A UN special rapporteur has hit out at the "atmosphere fear, censorship and retaliation" human rights defenders face as a result of federal government policies.
Australia's human rights defenders operate in a climate of fear, censorship and retaliation, a United Nations representative says.
Special Rapporteur Michel Forst has wrapped up a fact-finding mission to Australia where he examined growing attacks on civil society.
He met with whistleblowers, asylum- seeker supporters and various community groups.
"General observation from extensive discussions with human rights defenders across the country point to a chilling effect," Mr Forst told reporters in Canberra on Tuesday as he released his final report.
They spoke of an atmosphere of fear, censorship and retaliation, he said, noting that several had preferred not to meet him because of concerns about repercussions for disclosing information.
Other areas of concern included:
* A lack of meaningful consultations on government decisions.
* Funding cuts and "gag clauses" in funding agreements.
* Secrecy laws including the Border Force Act which threatens detention centre staff, teachers and medical workers with two years jail for disclosing protected information.
* Vilification of human rights and environmental defenders.
Mr Forst's scathing report may have implications for Australia's bid to join the UN Human Rights Council.
He argued Australia's pronouncements on the global stage did not match up with its actions domestically.
Mr Forst singled out the federal government's vilification of Human Rights Commission president Gillian Triggs following her organisation's report into children in detention.

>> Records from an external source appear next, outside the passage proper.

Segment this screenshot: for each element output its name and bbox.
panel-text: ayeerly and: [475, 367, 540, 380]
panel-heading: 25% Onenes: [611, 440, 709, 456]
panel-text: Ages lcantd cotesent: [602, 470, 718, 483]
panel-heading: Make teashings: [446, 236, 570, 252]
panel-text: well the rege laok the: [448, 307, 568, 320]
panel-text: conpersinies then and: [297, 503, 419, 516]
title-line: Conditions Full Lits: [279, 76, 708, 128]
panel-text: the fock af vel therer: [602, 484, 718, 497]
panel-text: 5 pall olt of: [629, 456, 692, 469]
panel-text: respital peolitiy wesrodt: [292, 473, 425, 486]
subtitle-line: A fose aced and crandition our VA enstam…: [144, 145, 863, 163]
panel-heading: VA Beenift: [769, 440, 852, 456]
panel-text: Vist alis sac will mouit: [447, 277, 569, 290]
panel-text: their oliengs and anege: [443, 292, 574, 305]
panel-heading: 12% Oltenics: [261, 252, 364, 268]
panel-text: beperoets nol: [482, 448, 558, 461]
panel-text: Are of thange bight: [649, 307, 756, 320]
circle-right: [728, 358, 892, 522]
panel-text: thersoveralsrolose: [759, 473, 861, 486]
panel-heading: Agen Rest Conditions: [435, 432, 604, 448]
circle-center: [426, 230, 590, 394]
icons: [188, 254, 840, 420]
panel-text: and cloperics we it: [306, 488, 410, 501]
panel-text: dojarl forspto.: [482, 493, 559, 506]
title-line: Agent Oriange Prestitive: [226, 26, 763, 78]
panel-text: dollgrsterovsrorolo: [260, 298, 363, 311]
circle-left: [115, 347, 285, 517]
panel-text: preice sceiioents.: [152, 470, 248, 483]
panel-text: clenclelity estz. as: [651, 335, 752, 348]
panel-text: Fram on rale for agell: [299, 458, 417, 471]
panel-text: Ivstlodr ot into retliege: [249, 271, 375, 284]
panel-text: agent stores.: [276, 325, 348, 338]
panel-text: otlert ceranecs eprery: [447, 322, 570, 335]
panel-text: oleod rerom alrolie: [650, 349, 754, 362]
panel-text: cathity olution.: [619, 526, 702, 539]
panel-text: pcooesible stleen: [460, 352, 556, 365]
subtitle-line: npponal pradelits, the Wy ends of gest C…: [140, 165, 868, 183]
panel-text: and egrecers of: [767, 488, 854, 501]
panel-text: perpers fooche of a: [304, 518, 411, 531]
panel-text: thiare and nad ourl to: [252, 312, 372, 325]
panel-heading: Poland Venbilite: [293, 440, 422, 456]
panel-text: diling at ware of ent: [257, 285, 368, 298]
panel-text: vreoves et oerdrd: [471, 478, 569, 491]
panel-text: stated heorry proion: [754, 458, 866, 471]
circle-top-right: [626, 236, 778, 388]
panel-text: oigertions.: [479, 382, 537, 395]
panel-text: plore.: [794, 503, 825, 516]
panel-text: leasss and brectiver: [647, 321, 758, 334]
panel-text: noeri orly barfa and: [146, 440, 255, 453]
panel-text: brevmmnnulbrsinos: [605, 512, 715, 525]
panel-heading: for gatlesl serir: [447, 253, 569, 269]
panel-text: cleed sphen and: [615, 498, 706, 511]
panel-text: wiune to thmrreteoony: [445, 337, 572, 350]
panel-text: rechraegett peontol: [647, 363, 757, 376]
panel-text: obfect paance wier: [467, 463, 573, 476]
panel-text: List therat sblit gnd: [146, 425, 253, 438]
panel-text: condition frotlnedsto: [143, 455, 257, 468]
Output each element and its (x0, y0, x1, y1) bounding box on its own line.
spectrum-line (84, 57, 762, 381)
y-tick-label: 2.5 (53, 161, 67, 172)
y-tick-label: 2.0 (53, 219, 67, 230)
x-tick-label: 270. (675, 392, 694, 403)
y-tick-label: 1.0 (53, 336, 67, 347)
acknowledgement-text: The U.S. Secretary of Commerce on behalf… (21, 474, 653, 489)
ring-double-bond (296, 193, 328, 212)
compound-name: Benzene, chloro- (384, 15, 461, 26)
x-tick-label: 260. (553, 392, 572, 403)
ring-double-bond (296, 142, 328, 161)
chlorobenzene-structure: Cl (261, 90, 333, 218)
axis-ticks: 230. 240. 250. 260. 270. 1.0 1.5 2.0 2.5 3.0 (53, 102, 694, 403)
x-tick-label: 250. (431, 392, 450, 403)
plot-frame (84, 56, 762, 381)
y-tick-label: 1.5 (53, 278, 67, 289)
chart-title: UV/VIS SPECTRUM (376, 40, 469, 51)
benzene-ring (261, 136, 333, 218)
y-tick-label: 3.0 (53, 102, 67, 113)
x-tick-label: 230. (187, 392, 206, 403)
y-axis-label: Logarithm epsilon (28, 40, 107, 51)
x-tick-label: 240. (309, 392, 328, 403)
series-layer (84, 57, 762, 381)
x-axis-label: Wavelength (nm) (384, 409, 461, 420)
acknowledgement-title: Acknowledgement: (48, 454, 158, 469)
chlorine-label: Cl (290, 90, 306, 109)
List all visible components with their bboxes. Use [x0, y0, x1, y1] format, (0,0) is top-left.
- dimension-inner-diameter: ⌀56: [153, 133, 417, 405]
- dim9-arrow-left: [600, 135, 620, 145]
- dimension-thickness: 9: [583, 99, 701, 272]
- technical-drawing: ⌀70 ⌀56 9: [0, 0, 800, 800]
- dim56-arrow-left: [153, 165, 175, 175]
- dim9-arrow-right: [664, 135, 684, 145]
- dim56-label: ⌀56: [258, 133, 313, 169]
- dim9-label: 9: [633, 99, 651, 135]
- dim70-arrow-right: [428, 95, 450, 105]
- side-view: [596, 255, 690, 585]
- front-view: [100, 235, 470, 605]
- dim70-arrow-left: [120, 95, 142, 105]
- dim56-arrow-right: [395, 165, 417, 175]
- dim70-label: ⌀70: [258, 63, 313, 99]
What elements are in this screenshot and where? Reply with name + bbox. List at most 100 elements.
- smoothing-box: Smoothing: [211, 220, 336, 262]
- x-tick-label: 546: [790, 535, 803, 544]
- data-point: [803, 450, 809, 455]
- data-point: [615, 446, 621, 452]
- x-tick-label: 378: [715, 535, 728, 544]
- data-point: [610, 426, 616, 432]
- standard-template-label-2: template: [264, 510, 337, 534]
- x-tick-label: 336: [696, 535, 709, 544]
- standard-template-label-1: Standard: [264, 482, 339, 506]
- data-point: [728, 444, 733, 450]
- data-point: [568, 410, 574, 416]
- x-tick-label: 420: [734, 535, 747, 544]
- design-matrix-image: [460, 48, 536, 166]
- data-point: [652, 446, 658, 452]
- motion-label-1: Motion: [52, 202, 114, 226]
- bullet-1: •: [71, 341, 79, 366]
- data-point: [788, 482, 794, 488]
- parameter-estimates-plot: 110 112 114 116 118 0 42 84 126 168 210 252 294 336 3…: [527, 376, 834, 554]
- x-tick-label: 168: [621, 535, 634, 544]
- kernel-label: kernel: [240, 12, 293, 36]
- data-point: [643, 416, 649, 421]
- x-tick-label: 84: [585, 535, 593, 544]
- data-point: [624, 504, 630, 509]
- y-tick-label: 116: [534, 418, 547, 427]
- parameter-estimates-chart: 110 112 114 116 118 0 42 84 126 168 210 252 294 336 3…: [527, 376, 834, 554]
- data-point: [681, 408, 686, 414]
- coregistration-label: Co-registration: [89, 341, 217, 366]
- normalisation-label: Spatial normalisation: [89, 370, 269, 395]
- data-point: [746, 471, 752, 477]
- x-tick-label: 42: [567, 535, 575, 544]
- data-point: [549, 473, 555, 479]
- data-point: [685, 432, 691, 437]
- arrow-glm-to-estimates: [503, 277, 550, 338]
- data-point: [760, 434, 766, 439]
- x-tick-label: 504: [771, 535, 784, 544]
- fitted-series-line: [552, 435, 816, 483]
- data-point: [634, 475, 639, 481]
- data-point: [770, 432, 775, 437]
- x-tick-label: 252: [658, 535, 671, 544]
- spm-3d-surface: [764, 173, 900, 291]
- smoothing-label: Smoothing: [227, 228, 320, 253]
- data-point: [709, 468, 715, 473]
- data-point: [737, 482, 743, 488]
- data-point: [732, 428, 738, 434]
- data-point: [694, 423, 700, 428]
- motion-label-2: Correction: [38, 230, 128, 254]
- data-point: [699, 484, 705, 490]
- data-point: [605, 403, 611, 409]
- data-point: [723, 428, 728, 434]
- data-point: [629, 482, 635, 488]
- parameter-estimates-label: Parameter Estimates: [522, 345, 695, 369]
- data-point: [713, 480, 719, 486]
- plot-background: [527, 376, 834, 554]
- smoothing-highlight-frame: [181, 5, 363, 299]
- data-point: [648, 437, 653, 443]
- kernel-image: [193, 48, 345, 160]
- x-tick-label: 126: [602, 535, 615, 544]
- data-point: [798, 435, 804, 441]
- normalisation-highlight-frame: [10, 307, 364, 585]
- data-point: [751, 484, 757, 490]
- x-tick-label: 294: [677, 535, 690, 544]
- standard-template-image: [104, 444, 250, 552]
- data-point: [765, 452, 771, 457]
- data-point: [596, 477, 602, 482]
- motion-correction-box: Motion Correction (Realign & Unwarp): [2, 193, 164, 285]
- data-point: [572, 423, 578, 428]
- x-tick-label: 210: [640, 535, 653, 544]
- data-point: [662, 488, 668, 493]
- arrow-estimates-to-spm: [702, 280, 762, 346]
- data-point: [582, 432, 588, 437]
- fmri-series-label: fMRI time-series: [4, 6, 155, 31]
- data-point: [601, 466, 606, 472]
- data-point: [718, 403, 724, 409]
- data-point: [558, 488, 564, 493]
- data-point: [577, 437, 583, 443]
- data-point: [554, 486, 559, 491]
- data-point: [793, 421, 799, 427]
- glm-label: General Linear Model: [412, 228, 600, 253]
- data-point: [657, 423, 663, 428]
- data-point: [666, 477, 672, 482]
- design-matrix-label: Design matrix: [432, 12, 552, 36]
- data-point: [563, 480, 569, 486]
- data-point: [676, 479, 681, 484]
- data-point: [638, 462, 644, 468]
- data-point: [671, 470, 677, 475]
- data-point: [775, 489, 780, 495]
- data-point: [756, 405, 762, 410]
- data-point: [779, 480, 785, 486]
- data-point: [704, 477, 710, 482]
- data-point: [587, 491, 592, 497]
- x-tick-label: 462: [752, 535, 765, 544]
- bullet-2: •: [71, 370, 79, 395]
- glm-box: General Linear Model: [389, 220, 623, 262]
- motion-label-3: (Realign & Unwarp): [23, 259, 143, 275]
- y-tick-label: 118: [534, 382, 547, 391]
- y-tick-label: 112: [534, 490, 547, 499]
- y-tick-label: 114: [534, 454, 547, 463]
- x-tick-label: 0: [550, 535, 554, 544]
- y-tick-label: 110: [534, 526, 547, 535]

He also called on government officials and politicians to refrain from calling environmentalists "eco-criminals, traitors and green radicals".
On immigration, Mr Forst highlighted the federal government's treatment of Save the Children - a former welfare service provider on Nauru - which he said had been unfairly subjected to raids and false allegations of misconduct.
Groups that had been outspoken risked losing taxpayer fundings citing the example of the National Congress of Australia's First Peoples.
Mr Forst will present his report to the Human Rights Council later this year.